# Wakefield ABC Regal Cinema - July 08



## freebird (Sep 6, 2008)

This was the last explore on a list of 3 sites during a Wakefield area road trip. The Wakefield Regal Cinema first opened in Dec 1935 and was designed by William R Glen III, the architect employed by Associated British Cinemas. This was one of his first designs and is typical Art Deco style and seated 1,594 people. The Cinema is a proscenium theatre complete with its own arch and in the beginning held stage performances by the West Yorkshire Operatic Society amongst others as well as cinema showings! 
In 1962 the name changed to the Wakefield ABC and in Nov 1976 it became a three screened cinema: Screen 1 having 532 seats, screen 2 having 236 seats and screen 3 having 170 seats. The cinema later known as the cannon finally closed in 1997 a year after a large cinema complex opened its doors in Wakefield!

After making our way through the murky waters of the flooded ABC cinema we encountered strange noises such as footsteps in water, banging doors and creaking sounds and crept around the place in order to discover the cinemas delights. Here are some pics:-







The Main Foyer






Screen 1 from up in the balcony. The proscenium archway in its full glory!

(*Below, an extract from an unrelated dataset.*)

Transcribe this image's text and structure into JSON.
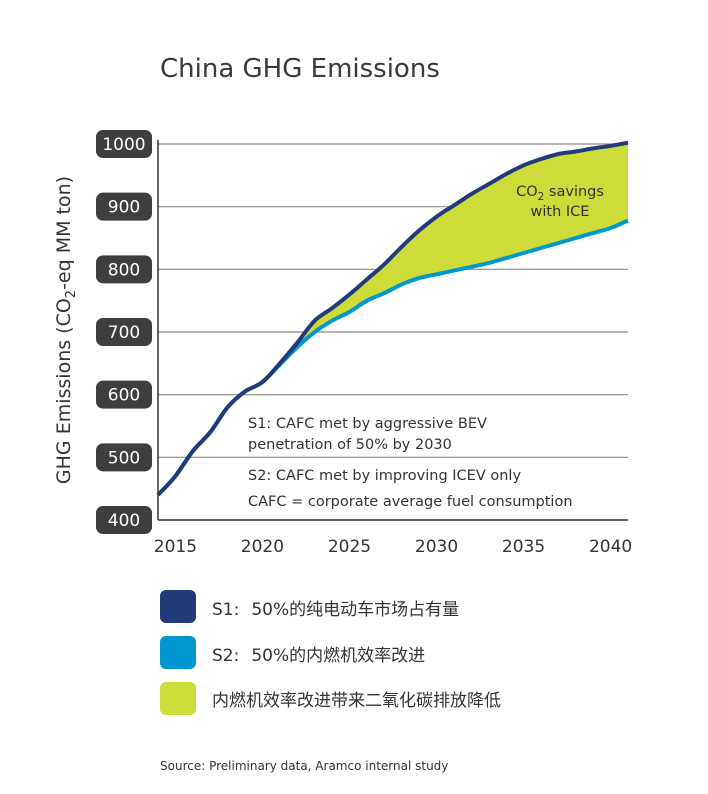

Eerie on the top of the balcony!






From the central entrance up towards Screen1 projection booth.






original brass pipework!






Staircase to Screen 1 projection booth.






Screen 1 projection booth.






The view of the balcony seats from Screen 1 stage. Screen 2's seats can be seen peeping through the collapsed wall of screen 2! The back of screen 3 is on the right.






Hooks at the side of screen 1 stage.






The loft space 40ft above the proscenium. Making our way across this was fun!

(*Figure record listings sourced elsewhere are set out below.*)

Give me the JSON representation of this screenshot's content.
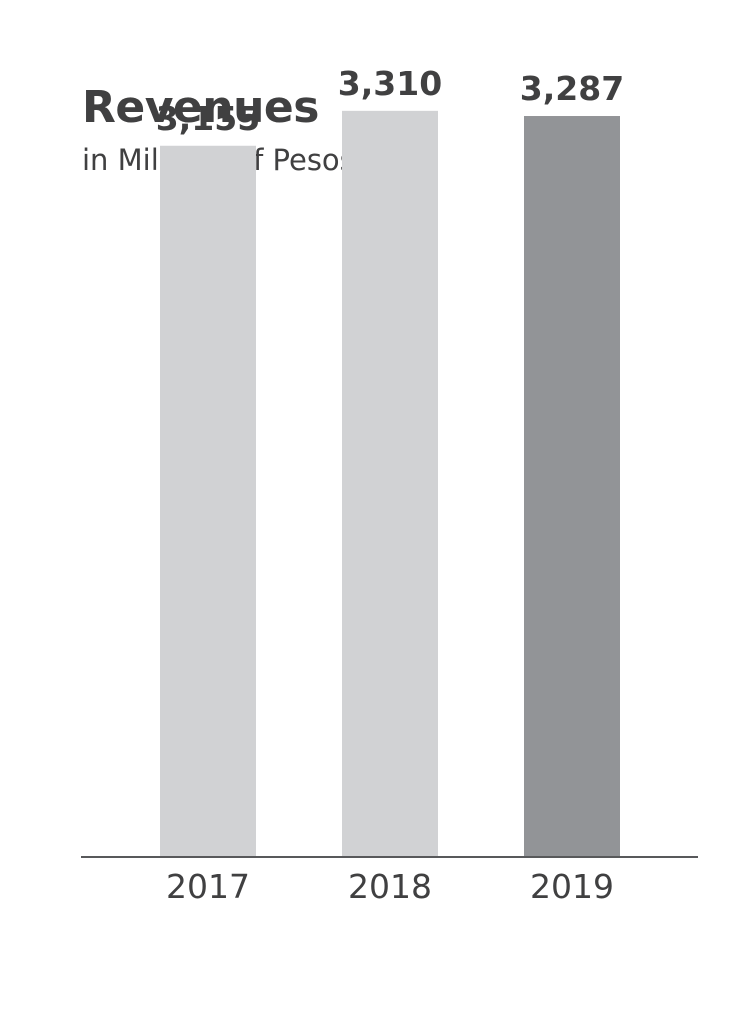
{
  "chart_data": {
    "type": "bar",
    "title": "Revenues",
    "subtitle": "in Millions of Pesos",
    "categories": [
      "2017",
      "2018",
      "2019"
    ],
    "values": [
      3155,
      3310,
      3287
    ],
    "value_labels": [
      "3,155",
      "3,310",
      "3,287"
    ],
    "bar_colors": [
      "#d1d2d4",
      "#d1d2d4",
      "#929497"
    ],
    "axis_color": "#58595b",
    "grid": false,
    "ylim": [
      0,
      3500
    ]
  }
}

From inside looking towards where screen 2 once was!






Looking up towards screen 3's side of the joint projection booth.

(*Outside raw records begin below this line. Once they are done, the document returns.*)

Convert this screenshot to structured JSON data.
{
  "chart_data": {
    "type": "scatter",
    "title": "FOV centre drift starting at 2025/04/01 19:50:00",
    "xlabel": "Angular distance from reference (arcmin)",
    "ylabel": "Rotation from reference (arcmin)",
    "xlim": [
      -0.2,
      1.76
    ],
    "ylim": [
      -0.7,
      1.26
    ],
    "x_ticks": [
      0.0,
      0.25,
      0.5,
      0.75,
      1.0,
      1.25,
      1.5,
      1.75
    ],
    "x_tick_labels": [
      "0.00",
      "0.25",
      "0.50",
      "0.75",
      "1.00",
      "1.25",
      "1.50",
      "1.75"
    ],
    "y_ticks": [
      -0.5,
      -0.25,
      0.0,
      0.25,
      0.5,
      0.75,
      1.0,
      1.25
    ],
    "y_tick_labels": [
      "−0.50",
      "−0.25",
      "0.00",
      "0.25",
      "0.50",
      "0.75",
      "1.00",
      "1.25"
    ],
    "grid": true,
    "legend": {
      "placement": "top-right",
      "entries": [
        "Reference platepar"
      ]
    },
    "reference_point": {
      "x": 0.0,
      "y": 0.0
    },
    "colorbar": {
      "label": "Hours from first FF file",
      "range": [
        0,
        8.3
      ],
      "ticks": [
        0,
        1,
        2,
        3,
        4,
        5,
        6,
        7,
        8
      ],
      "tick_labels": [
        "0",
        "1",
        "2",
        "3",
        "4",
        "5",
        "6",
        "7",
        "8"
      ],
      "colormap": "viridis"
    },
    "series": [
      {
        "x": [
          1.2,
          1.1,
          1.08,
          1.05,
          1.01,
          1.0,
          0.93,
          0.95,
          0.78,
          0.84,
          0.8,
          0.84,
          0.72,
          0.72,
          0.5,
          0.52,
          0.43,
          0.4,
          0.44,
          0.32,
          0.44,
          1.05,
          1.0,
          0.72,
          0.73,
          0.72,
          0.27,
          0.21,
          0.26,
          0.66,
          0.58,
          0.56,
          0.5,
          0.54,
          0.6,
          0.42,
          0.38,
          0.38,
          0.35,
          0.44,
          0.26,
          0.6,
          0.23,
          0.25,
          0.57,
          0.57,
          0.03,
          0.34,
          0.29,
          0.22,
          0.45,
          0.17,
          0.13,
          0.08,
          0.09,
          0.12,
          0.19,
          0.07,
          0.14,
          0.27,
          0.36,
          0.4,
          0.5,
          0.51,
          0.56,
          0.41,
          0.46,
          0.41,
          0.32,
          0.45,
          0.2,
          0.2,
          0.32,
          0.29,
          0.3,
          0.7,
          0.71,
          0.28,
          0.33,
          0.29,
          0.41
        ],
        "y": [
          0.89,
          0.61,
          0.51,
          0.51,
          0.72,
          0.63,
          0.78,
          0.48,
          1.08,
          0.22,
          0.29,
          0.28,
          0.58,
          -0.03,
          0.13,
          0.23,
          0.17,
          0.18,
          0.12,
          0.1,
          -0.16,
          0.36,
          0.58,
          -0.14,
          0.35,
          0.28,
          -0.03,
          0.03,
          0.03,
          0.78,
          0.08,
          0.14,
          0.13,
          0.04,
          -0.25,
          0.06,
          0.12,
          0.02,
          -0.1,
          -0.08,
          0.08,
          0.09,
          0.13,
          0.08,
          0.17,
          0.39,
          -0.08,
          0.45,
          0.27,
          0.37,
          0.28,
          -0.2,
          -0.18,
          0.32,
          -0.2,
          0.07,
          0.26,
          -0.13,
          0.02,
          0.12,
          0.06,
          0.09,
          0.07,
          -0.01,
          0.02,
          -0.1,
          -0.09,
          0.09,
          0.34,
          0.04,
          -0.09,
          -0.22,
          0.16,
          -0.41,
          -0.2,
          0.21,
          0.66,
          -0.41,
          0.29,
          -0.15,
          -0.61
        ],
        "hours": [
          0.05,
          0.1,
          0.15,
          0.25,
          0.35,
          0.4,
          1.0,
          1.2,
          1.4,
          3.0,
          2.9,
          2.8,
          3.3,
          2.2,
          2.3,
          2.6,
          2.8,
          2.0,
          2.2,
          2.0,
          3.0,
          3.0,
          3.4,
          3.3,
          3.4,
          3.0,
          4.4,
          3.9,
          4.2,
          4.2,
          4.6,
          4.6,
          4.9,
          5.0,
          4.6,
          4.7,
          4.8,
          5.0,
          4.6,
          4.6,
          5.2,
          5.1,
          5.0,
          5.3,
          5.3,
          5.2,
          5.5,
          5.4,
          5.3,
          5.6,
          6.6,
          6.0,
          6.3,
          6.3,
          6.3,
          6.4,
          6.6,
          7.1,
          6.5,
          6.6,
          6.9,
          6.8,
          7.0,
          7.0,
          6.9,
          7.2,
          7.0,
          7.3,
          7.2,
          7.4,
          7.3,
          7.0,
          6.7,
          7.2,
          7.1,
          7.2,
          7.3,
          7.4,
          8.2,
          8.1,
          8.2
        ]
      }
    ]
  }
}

Screen 2 & 3's joint projection booth.






Out through a projection booth window.






Battery room.






Out in to the night!






Some night shots of the surrounding area from the roof.
















I thoroughly enjoyed this explore and hope you enjoyed my pics. Thanks for looking.


----------



## phill.d (Sep 6, 2008)

That lighting is superb. Probably the brightest, most even job i've seen in there. Top notch.
I'm glad you didn't get a shot of me asleep on the stage lol


----------



## freebird (Sep 6, 2008)

Thanks. No I didn't but I did have to make you disappear from one of the other shots though! LOL


----------



## the_grid (Sep 7, 2008)

Last time I saw the inside of that place was Toy Story when I was 10!!! Really good shots and nice bio. Noises sound a bit creepy though...


----------



## Cinema Dreamer (Jul 7, 2021)

Good report of a lovely place. Unfortunately this cinema has received its death warrant and the council seems to have gone deaf when ever the subject of alternative use is mentioned. A great shame as getting the old girl back to how she was would be relatively easy but apparently a car park would be much nicer, ahem!


----------